As our information-hungry society moves toward ubiquitous broadband services there will be the need for telecommunications switching systems able to switch and control large numbers of users sending and receiving this high-bit-rate information. Aggregate capacities of these future systems could exceed 1 Tb/s by the turn of the century. Some of the new services that will require these large capacities include the transport and switching of NTSC video, enhanced-quality television (EQTV), high-definition television (HDTV), switched video, high-data-rate file transfers and information retrieval, animated graphics, in addition to the need for an interconnect for diskless workstations and local area networks/metropolitan area networks (LAN/MAN). These new services are the future of telecommunications companies and thus the driving force to bring photonics into switching systems.

The purpose of this chapter is to introduce the photonic switching systems designers to some of the optically transparent or relational devices that can be used as building blocks in constructing larger photonic switching systems. By understanding the basic properties and attributes of these devices, the systems designer can determine the limitations that will constrain the systems he or she designs. Finally, it should be understood that the material in this chapter has been selected to teach the basic properties and attributes of several optically transparent devices from a systems perspective rather than from a device physics viewpoint. The design of these devices is beyond the scope of this book.

This chapter covers systems that use optically transparent devices for space-division switching, time-division switching, and spectral-division switching. Some systems that we will discuss, especially those classified as using spectral-division switching, may contain both optically transparent and optical logic components, but the optical logic components are usually at the edge of the network and the information is distributed principally through optically transparent devices. Since optical logic devices are not covered until Chapter 4, some devices are introduced in a rudimentary way when their characteristics are important to the system under consideration. More rigorous device descriptions can be found in Chapters 2 and 4.

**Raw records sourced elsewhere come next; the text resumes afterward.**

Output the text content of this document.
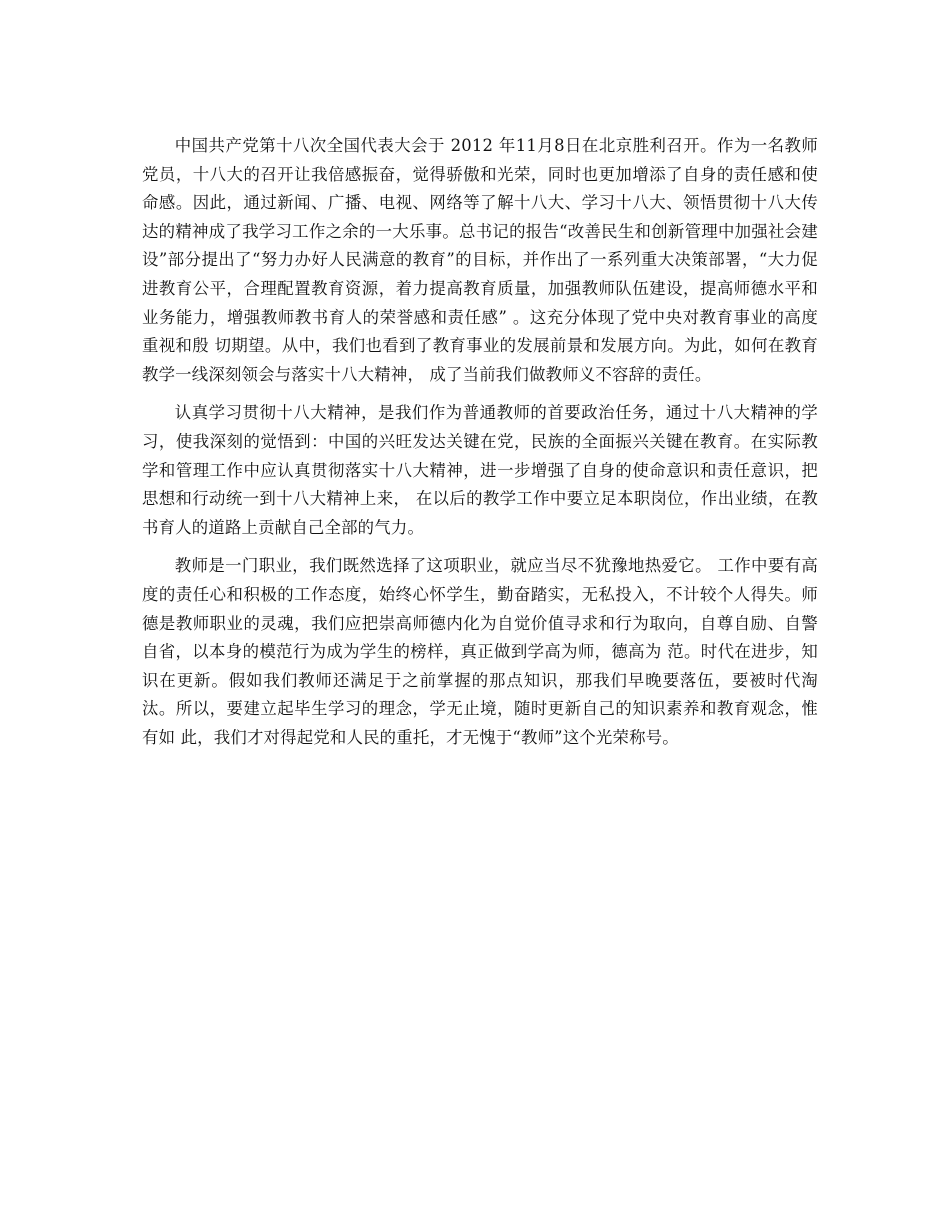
中国共产党第十八次全国代表大会于 2012 年11月8日在北京胜利召开。作为一名教师党员，十八大的召开让我倍感振奋，觉得骄傲和光荣，同时也更加增添了自身的责任感和使命感。因此，通过新闻、广播、电视、网络等了解十八大、学习十八大、领悟贯彻十八大传达的精神成了我学习工作之余的一大乐事。总书记的报告“改善民生和创新管理中加强社会建设”部分提出了“努力办好人民满意的教育”的目标，并作出了一系列重大决策部署，“大力促进教育公平，合理配置教育资源，着力提高教育质量，加强教师队伍建设，提高师德水平和业务能力，增强教师教书育人的荣誉感和责任感” 。这充分体现了党中央对教育事业的高度重视和殷 切期望。从中，我们也看到了教育事业的发展前景和发展方向。为此，如何在教育教学一线深刻领会与落实十八大精神， 成了当前我们做教师义不容辞的责任。

认真学习贯彻十八大精神，是我们作为普通教师的首要政治任务，通过十八大精神的学习，使我深刻的觉悟到：中国的兴旺发达关键在党，民族的全面振兴关键在教育。在实际教学和管理工作中应认真贯彻落实十八大精神，进一步增强了自身的使命意识和责任意识，把思想和行动统一到十八大精神上来， 在以后的教学工作中要立足本职岗位，作出业绩，在教书育人的道路上贡献自己全部的气力。

教师是一门职业，我们既然选择了这项职业，就应当尽不犹豫地热爱它。 工作中要有高度的责任心和积极的工作态度，始终心怀学生，勤奋踏实，无私投入，不计较个人得失。师德是教师职业的灵魂，我们应把崇高师德内化为自觉价值寻求和行为取向，自尊自励、自警自省，以本身的模范行为成为学生的榜样，真正做到学高为师，德高为 范。时代在进步，知识在更新。假如我们教师还满足于之前掌握的那点知识，那我们早晚要落伍，要被时代淘汰。所以，要建立起毕生学习的理念，学无止境，随时更新自己的知识素养和教育观念，惟有如 此，我们才对得起党和人民的重托，才无愧于“教师”这个光荣称号。
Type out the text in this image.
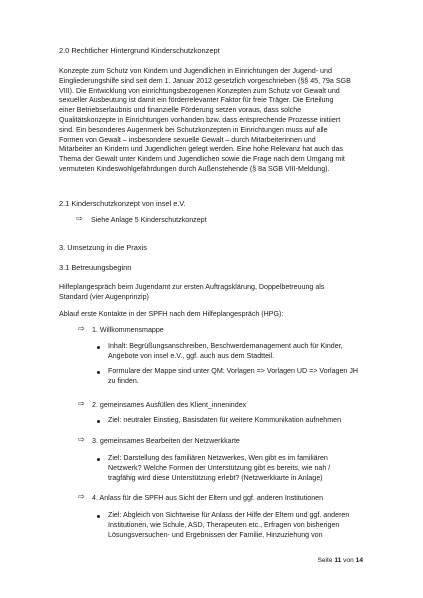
2.0 Rechtlicher Hintergrund Kinderschutzkonzept
Konzepte zum Schutz von Kindern und Jugendlichen in Einrichtungen der Jugend- und
Eingliederungshilfe sind seit dem 1. Januar 2012 gesetzlich vorgeschrieben (§§ 45, 79a SGB
VIII). Die Entwicklung von einrichtungsbezogenen Konzepten zum Schutz vor Gewalt und
sexueller Ausbeutung ist damit ein förderrelevanter Faktor für freie Träger. Die Erteilung
einer Betriebserlaubnis und finanzielle Förderung setzen voraus, dass solche
Qualitätskonzepte in Einrichtungen vorhanden bzw. dass entsprechende Prozesse initiiert
sind. Ein besonderes Augenmerk bei Schutzkonzepten in Einrichtungen muss auf alle
Formen von Gewalt – insbesondere sexuelle Gewalt – durch Mitarbeiterinnen und
Mitarbeiter an Kindern und Jugendlichen gelegt werden. Eine hohe Relevanz hat auch das
Thema der Gewalt unter Kindern und Jugendlichen sowie die Frage nach dem Umgang mit
vermuteten Kindeswohlgefährdungen durch Außenstehende (§ 8a SGB VIII-Meldung).
2.1 Kinderschutzkonzept von insel e.V.
⇨ Siehe Anlage 5 Kinderschutzkonzept
3. Umsetzung in die Praxis
3.1 Betreuungsbeginn
Hilfeplangespräch beim Jugendamt zur ersten Auftragsklärung, Doppelbetreuung als
Standard (vier Augenprinzip)
Ablauf erste Kontakte in der SPFH nach dem Hilfeplangespräch (HPG):
⇨ 1. Willkommensmappe
Inhalt: Begrüßungsanschreiben, Beschwerdemanagement auch für Kinder,
Angebote von insel e.V., ggf. auch aus dem Stadtteil.
Formulare der Mappe sind unter QM: Vorlagen => Vorlagen UD => Vorlagen JH
zu finden.
⇨ 2. gemeinsames Ausfüllen des Klient_innenindex
Ziel: neutraler Einstieg, Basisdaten für weitere Kommunikation aufnehmen
⇨ 3. gemeinsames Bearbeiten der Netzwerkkarte
Ziel: Darstellung des familiären Netzwerkes, Wen gibt es im familiären
Netzwerk? Welche Formen der Unterstützung gibt es bereits, wie nah /
tragfähig wird diese Unterstützung erlebt? (Netzwerkkarte in Anlage)
⇨ 4. Anlass für die SPFH aus Sicht der Eltern und ggf. anderen Institutionen
Ziel: Abgleich von Sichtweise für Anlass der Hilfe der Eltern und ggf. anderen
Institutionen, wie Schule, ASD, Therapeuten etc., Erfragen von bisherigen
Lösungsversuchen- und Ergebnissen der Familie, Hinzuziehung von
Seite 11 von 14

Free-space digital optics relies on optical devices which may be required to play the same role as a transistor in digital electronics. In addition to being an optical port, i.e., a modulator or emitter and a detector, they may also be required to act as a thresholding device. Such devices are called optically bistable (OB). OB devices are optical elements which, over some range of light input powers, have two possible output states. The range of powers over which they are bistable corresponds to a region of hysteresis and is bounded by two discontinuities at which switching between the two states can occur. Such switching can be induced by holding close to one of these discontinuities and making an incremental change in the total light input. This power increment can derive from an independent (signal) input. It is possible to obtain a change in output larger than the signal input and hence achieve digital gain.

Free-space digital optics is a topic based on many disciplines: nonlinear optics, computer and switching network architectural design, semiconductor physics, mechanical design, and, of course, optical system design. Initial work in this area concentrated on the discovery and development of nonlinear optical effects with which to form optical switching devices or logic gates. Progress on the device front stimulated research on switching and computing architectures to capitalize on the potential advantages of free-space digital optics. However, without arrays of practical devices, realistic demonstrations of these architectures were not possible. With the development of batch-fabricated symmetric SEEDs, nonlinear interference filters, and liquid-crystal and magneto-optic spatial light modulators, more complex system experiments became possible.(1–5) The demonstration of these experiments required careful attention to the optical and opto-mechanical system design, in addition to significant device and architectural research.

Photonic switching architectures that are based on logic devices have been under study since the early 1980s. Logic-based systems can be subdivided into two broad categories: (1) guided wave systems based on logic devices and (2) free-space systems based on logic devices.